En el Monticu, un maduro bosquetes de carbayos y castañales que se resguarda bajo la peña Llampaya, acoge de nuevo al recién llegado cuco, que con su característico canto, nos desvela que la primavera no ha hecho más que comenzar.

El sol comienza a calentar y por la sebes de los praos, entre avellanos y laureles, fresnos y saúcos, los carboneros, el simpático raitán, la pequeña cerrica, el herrerillo y los mirlos se afanan en construir sus nidos, ocultándolos de la visión de las oportunistas pegas y del infalible mochuelo, que descansa sobre la robusta rama de un castaño a la espera de arrancar vuelo en busca de caza.

La paloma torcaz dibuja vuelos increíbles entre la foresta, y el pito real taladra con su poderoso pico el tronco seco de una enorme zrezal, que tantos momentos dulces regaló a los abuelos del pueblo en sus años mozos.

Los cuervos y las águilas ratoneras surcan el cielo alrededor de la peña Llampaya, y ven como una pareja de alimoches majestuosos sobrevuela su espacio aéreo.
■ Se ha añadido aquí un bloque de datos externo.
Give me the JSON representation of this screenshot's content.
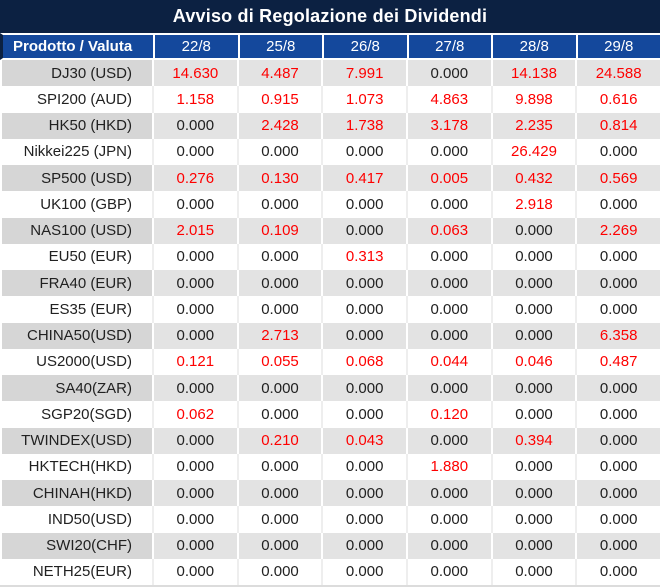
{
  "title": "Avviso di Regolazione dei Dividendi",
  "table": {
    "product_header": "Prodotto / Valuta",
    "date_headers": [
      "22/8",
      "25/8",
      "26/8",
      "27/8",
      "28/8",
      "29/8"
    ],
    "zero_display": "0.000",
    "rows": [
      {
        "product": "DJ30 (USD)",
        "values": [
          "14.630",
          "4.487",
          "7.991",
          "0.000",
          "14.138",
          "24.588"
        ]
      },
      {
        "product": "SPI200 (AUD)",
        "values": [
          "1.158",
          "0.915",
          "1.073",
          "4.863",
          "9.898",
          "0.616"
        ]
      },
      {
        "product": "HK50 (HKD)",
        "values": [
          "0.000",
          "2.428",
          "1.738",
          "3.178",
          "2.235",
          "0.814"
        ]
      },
      {
        "product": "Nikkei225 (JPN)",
        "values": [
          "0.000",
          "0.000",
          "0.000",
          "0.000",
          "26.429",
          "0.000"
        ]
      },
      {
        "product": "SP500 (USD)",
        "values": [
          "0.276",
          "0.130",
          "0.417",
          "0.005",
          "0.432",
          "0.569"
        ]
      },
      {
        "product": "UK100 (GBP)",
        "values": [
          "0.000",
          "0.000",
          "0.000",
          "0.000",
          "2.918",
          "0.000"
        ]
      },
      {
        "product": "NAS100 (USD)",
        "values": [
          "2.015",
          "0.109",
          "0.000",
          "0.063",
          "0.000",
          "2.269"
        ]
      },
      {
        "product": "EU50 (EUR)",
        "values": [
          "0.000",
          "0.000",
          "0.313",
          "0.000",
          "0.000",
          "0.000"
        ]
      },
      {
        "product": "FRA40 (EUR)",
        "values": [
          "0.000",
          "0.000",
          "0.000",
          "0.000",
          "0.000",
          "0.000"
        ]
      },
      {
        "product": "ES35 (EUR)",
        "values": [
          "0.000",
          "0.000",
          "0.000",
          "0.000",
          "0.000",
          "0.000"
        ]
      },
      {
        "product": "CHINA50(USD)",
        "values": [
          "0.000",
          "2.713",
          "0.000",
          "0.000",
          "0.000",
          "6.358"
        ]
      },
      {
        "product": "US2000(USD)",
        "values": [
          "0.121",
          "0.055",
          "0.068",
          "0.044",
          "0.046",
          "0.487"
        ]
      },
      {
        "product": "SA40(ZAR)",
        "values": [
          "0.000",
          "0.000",
          "0.000",
          "0.000",
          "0.000",
          "0.000"
        ]
      },
      {
        "product": "SGP20(SGD)",
        "values": [
          "0.062",
          "0.000",
          "0.000",
          "0.120",
          "0.000",
          "0.000"
        ]
      },
      {
        "product": "TWINDEX(USD)",
        "values": [
          "0.000",
          "0.210",
          "0.043",
          "0.000",
          "0.394",
          "0.000"
        ]
      },
      {
        "product": "HKTECH(HKD)",
        "values": [
          "0.000",
          "0.000",
          "0.000",
          "1.880",
          "0.000",
          "0.000"
        ]
      },
      {
        "product": "CHINAH(HKD)",
        "values": [
          "0.000",
          "0.000",
          "0.000",
          "0.000",
          "0.000",
          "0.000"
        ]
      },
      {
        "product": "IND50(USD)",
        "values": [
          "0.000",
          "0.000",
          "0.000",
          "0.000",
          "0.000",
          "0.000"
        ]
      },
      {
        "product": "SWI20(CHF)",
        "values": [
          "0.000",
          "0.000",
          "0.000",
          "0.000",
          "0.000",
          "0.000"
        ]
      },
      {
        "product": "NETH25(EUR)",
        "values": [
          "0.000",
          "0.000",
          "0.000",
          "0.000",
          "0.000",
          "0.000"
        ]
      }
    ]
  },
  "colors": {
    "title_bg": "#0C2142",
    "header_bg": "#14489C",
    "alt_row_product_bg": "#D6D6D6",
    "alt_row_value_bg": "#E3E3E3",
    "positive_value_text": "#FE0000",
    "zero_value_text": "#212121"
  }
}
Parece que el cielo vuelve a estar en posesión exclusiva de las aves, los aviones han dejado de cruzar el firmamento y ya no dejan sus blancas estelas de colas infinitas.

Si el cielo es reconquistado por las aves, el suelo lo es también por la fauna, quizás consciente de la desaparición casi total de los coches en carreteras y caminos y del trasiego de caminantes y ciclistas que recorren la Cuesta del Naranco todos los días del año. Estos atardeceres se dejan ver con cierta facilidad al esquivo raposo, al melandru husmeando por les sebes, y los corzos pastando entre las altas hierbas de los praos de siega.

Me imagino que este inusual escenario, diría que casi idílico, cambiará cuando retomemos el pulso normal del día a día, una vez que el virus quede atrás. Pero habremos aprendido que cuando el hombre hiberna en su cueva, cuando guardamos silencio y desaparecemos del terreno, la naturaleza se encargará de llenarlo de ruidos, sonidos y seres vivos maravillosos.